For the first time doctors have successfully transplanted a vein grown with a patient’s own stem cells, another example of scientists producing human body parts in the lab.
In this case, the patient was a 10-year-old girl in Sweden who was suffering from a severe vein blockage to her liver. Last March, the girl’s doctors decided to make her a new blood vessel to bypass the blocked vein instead of using one of her own or considering a liver transplant.
They took a 9cm section of vein from a deceased donor, which was stripped of all its cells, leaving just a hollow tube. Using stem cells from the girl’s bone marrow, scientists grew millions of cells to cover the vein, a process that took about two weeks.
The new blood vessel was then transplanted into the patient.
Because the procedure used her own cells, the girl did not have to take any drugs to stop her immune system from attacking the new vein, as is usually the case in transplants involving donor tissue.
“This is the future for tissue engineering, where we can make tailor-made organs for patients,” said Suchitra Sumitran-Holgersson of the University of Gothenburg, one of the study’s authors.
She and colleagues published the results of their work online Thursday in the British medical journal Lancet. The work was paid for by the Swedish government.
The science is still preliminary and one year after the vein was transplanted, it needed to be replaced with another lab-grown vein when doctors noticed the blood flow had dropped. Experts from University College London raised questions in an accompanying commentary about how cost-effective the procedure might be, citing “acute pressures” on health systems that might make these treatments impractical for many patients.

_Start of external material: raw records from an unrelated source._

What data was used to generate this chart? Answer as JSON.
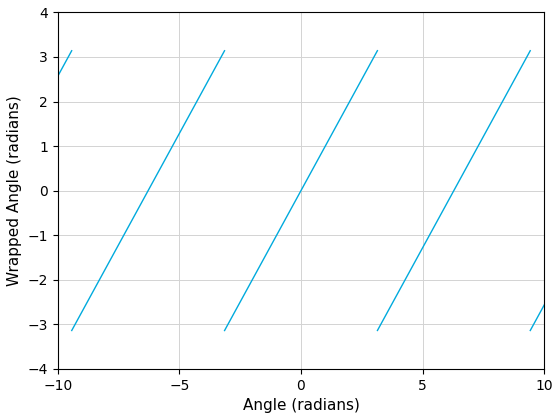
{
  "xlabel": "Angle (radians)",
  "ylabel": "Wrapped Angle (radians)",
  "xlim": [
    -10,
    10
  ],
  "ylim": [
    -4,
    4
  ],
  "xticks": [
    -10,
    -5,
    0,
    5,
    10
  ],
  "yticks": [
    -4,
    -3,
    -2,
    -1,
    0,
    1,
    2,
    3,
    4
  ],
  "ytick_labels": [
    "-4",
    "-3",
    "-2",
    "-1",
    "0",
    "1",
    "2",
    "3",
    "4"
  ],
  "line_color": "#00AADD",
  "line_width": 1.0,
  "grid_color": "#D3D3D3",
  "background_color": "#FFFFFF",
  "x_start": -10,
  "x_end": 10,
  "num_points": 10000,
  "fig_width": 5.6,
  "fig_height": 4.2,
  "dpi": 100
}
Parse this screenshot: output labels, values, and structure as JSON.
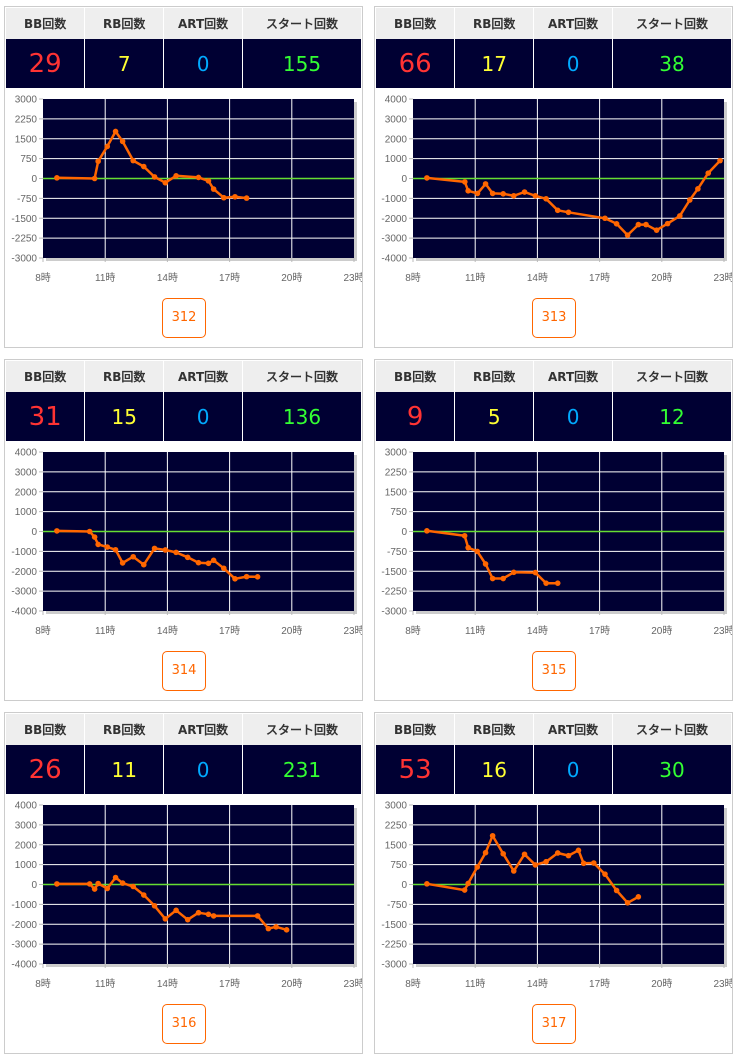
{
  "headers": {
    "bb": "BB回数",
    "rb": "RB回数",
    "art": "ART回数",
    "start": "スタート回数"
  },
  "colors": {
    "bb": "#ff3333",
    "rb": "#ffff33",
    "art": "#00aaff",
    "start": "#33ff33",
    "line": "#ff6600",
    "zero": "#66dd33",
    "plot_bg": "#000033"
  },
  "machines": [
    {
      "bb": "29",
      "rb": "7",
      "art": "0",
      "start": "155",
      "number": "312"
    },
    {
      "bb": "66",
      "rb": "17",
      "art": "0",
      "start": "38",
      "number": "313"
    },
    {
      "bb": "31",
      "rb": "15",
      "art": "0",
      "start": "136",
      "number": "314"
    },
    {
      "bb": "9",
      "rb": "5",
      "art": "0",
      "start": "12",
      "number": "315"
    },
    {
      "bb": "26",
      "rb": "11",
      "art": "0",
      "start": "231",
      "number": "316"
    },
    {
      "bb": "53",
      "rb": "16",
      "art": "0",
      "start": "30",
      "number": "317"
    }
  ],
  "chart_data": [
    {
      "type": "line",
      "title": "312",
      "xlim": [
        8,
        23
      ],
      "ylim": [
        -3000,
        3000
      ],
      "x_ticks": [
        "8時",
        "11時",
        "14時",
        "17時",
        "20時",
        "23時"
      ],
      "y_ticks": [
        "3000",
        "2250",
        "1500",
        "750",
        "0",
        "-750",
        "-1500",
        "-2250",
        "-3000"
      ],
      "x": [
        8.67,
        10.49,
        10.66,
        11.1,
        11.5,
        11.84,
        12.35,
        12.86,
        13.38,
        13.9,
        14.42,
        15.5,
        15.98,
        16.23,
        16.72,
        17.26,
        17.82
      ],
      "y": [
        25,
        0,
        650,
        1210,
        1775,
        1400,
        675,
        450,
        60,
        -160,
        100,
        40,
        -90,
        -400,
        -725,
        -690,
        -740
      ]
    },
    {
      "type": "line",
      "title": "313",
      "xlim": [
        8,
        23
      ],
      "ylim": [
        -4000,
        4000
      ],
      "x_ticks": [
        "8時",
        "11時",
        "14時",
        "17時",
        "20時",
        "23時"
      ],
      "y_ticks": [
        "4000",
        "3000",
        "2000",
        "1000",
        "0",
        "-1000",
        "-2000",
        "-3000",
        "-4000"
      ],
      "x": [
        8.67,
        10.5,
        10.66,
        11.11,
        11.5,
        11.84,
        12.35,
        12.86,
        13.38,
        13.9,
        14.42,
        14.98,
        15.5,
        17.26,
        17.82,
        18.35,
        18.87,
        19.24,
        19.75,
        20.28,
        20.87,
        21.35,
        21.74,
        22.24,
        22.81
      ],
      "y": [
        30,
        -170,
        -620,
        -750,
        -270,
        -750,
        -770,
        -870,
        -680,
        -870,
        -1020,
        -1600,
        -1700,
        -2000,
        -2280,
        -2850,
        -2320,
        -2320,
        -2600,
        -2270,
        -1880,
        -1080,
        -520,
        270,
        900
      ]
    },
    {
      "type": "line",
      "title": "314",
      "xlim": [
        8,
        23
      ],
      "ylim": [
        -4000,
        4000
      ],
      "x_ticks": [
        "8時",
        "11時",
        "14時",
        "17時",
        "20時",
        "23時"
      ],
      "y_ticks": [
        "4000",
        "3000",
        "2000",
        "1000",
        "0",
        "-1000",
        "-2000",
        "-3000",
        "-4000"
      ],
      "x": [
        8.67,
        10.25,
        10.49,
        10.66,
        11.1,
        11.5,
        11.84,
        12.35,
        12.86,
        13.38,
        13.9,
        14.42,
        14.98,
        15.5,
        15.98,
        16.23,
        16.72,
        17.26,
        17.82,
        18.35
      ],
      "y": [
        30,
        0,
        -280,
        -650,
        -780,
        -920,
        -1580,
        -1270,
        -1670,
        -850,
        -930,
        -1050,
        -1300,
        -1570,
        -1600,
        -1450,
        -1850,
        -2380,
        -2270,
        -2280
      ]
    },
    {
      "type": "line",
      "title": "315",
      "xlim": [
        8,
        23
      ],
      "ylim": [
        -3000,
        3000
      ],
      "x_ticks": [
        "8時",
        "11時",
        "14時",
        "17時",
        "20時",
        "23時"
      ],
      "y_ticks": [
        "3000",
        "2250",
        "1500",
        "750",
        "0",
        "-750",
        "-1500",
        "-2250",
        "-3000"
      ],
      "x": [
        8.67,
        10.49,
        10.66,
        11.1,
        11.5,
        11.84,
        12.35,
        12.86,
        13.9,
        14.42,
        14.98
      ],
      "y": [
        25,
        -160,
        -610,
        -750,
        -1225,
        -1775,
        -1775,
        -1540,
        -1550,
        -1950,
        -1950
      ]
    },
    {
      "type": "line",
      "title": "316",
      "xlim": [
        8,
        23
      ],
      "ylim": [
        -4000,
        4000
      ],
      "x_ticks": [
        "8時",
        "11時",
        "14時",
        "17時",
        "20時",
        "23時"
      ],
      "y_ticks": [
        "4000",
        "3000",
        "2000",
        "1000",
        "0",
        "-1000",
        "-2000",
        "-3000",
        "-4000"
      ],
      "x": [
        8.67,
        10.25,
        10.49,
        10.66,
        11.1,
        11.5,
        11.84,
        12.35,
        12.86,
        13.38,
        13.9,
        14.42,
        14.98,
        15.5,
        15.98,
        16.23,
        18.35,
        18.87,
        19.24,
        19.75
      ],
      "y": [
        30,
        30,
        -230,
        50,
        -200,
        350,
        70,
        -100,
        -530,
        -1070,
        -1730,
        -1300,
        -1770,
        -1420,
        -1500,
        -1580,
        -1580,
        -2220,
        -2130,
        -2280
      ]
    },
    {
      "type": "line",
      "title": "317",
      "xlim": [
        8,
        23
      ],
      "ylim": [
        -3000,
        3000
      ],
      "x_ticks": [
        "8時",
        "11時",
        "14時",
        "17時",
        "20時",
        "23時"
      ],
      "y_ticks": [
        "3000",
        "2250",
        "1500",
        "750",
        "0",
        "-750",
        "-1500",
        "-2250",
        "-3000"
      ],
      "x": [
        8.67,
        10.49,
        10.66,
        11.1,
        11.5,
        11.84,
        12.35,
        12.86,
        13.38,
        13.9,
        14.42,
        14.98,
        15.5,
        15.98,
        16.23,
        16.72,
        17.26,
        17.82,
        18.35,
        18.87
      ],
      "y": [
        25,
        -210,
        40,
        660,
        1200,
        1840,
        1160,
        510,
        1140,
        740,
        860,
        1190,
        1090,
        1290,
        800,
        810,
        390,
        -225,
        -690,
        -465
      ]
    }
  ]
}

Sumitran-Holgersson estimated the cost at between US$6,000 and US$10,000.
Similar methods have already been used to make new windpipes and urethras for patients. Doctors in Poland have also made blood vessels grown from donated skin cells for dialysis patients.
Patients with the girl’s condition are usually treated with a vein transplant from their own leg, a donated vein or a liver transplant. Those options can be complicated in children and using a donated vein or liver also requires taking anti-rejection medicines.
Since her first transplant, the girl has grown 6cm and gained weight. Her parents say she is much more focused, articulate and physically active, Sumitran-Holgersson said. The girl was not identified.
“She was always tired and hardly went to school before,” Sumitran-Holgersson said. “Last week, her father said she did somersaults for the first time.”
Other experts predicted it should soon be possible for doctors to build things like blood vessels and arteries for patients.
“For simple structures like veins, this technology is definitely feasible,” said Anthony Atala, director of the Institute for Regenerative Medicine at Wake Forest Baptist Medical Center.
He was not part of the Lancet study.
“This is a strategy that shows blood vessels can be engineered and then used anywhere in the body,” he said.
Atala said lab-made veins could be used for conditions including dialysis and heart surgery. However, he said patients who get such veins need to be followed for years to make sure there aren’t any serious side effects or complications.
Laura Niklason, vice-chair of anesthesiology and biomedical engineering at Yale University, said it might be more challenging to replace arteries elsewhere in the body, including near the heart, where the blood pressure is higher and the structure would be under more strain.
However, she said getting organs made in laboratories was no longer science fiction. While producing complicated things like kidneys, lungs and livers might take a bit longer, other body parts — like engineered skin and cartilage — are already widely available.
There are several experiments under way for blood vessels, similar to the Lancet study.
“This type of thing is not 20 years away,” Niklason said, estimating that more patients might get lab-made vessels in about five years.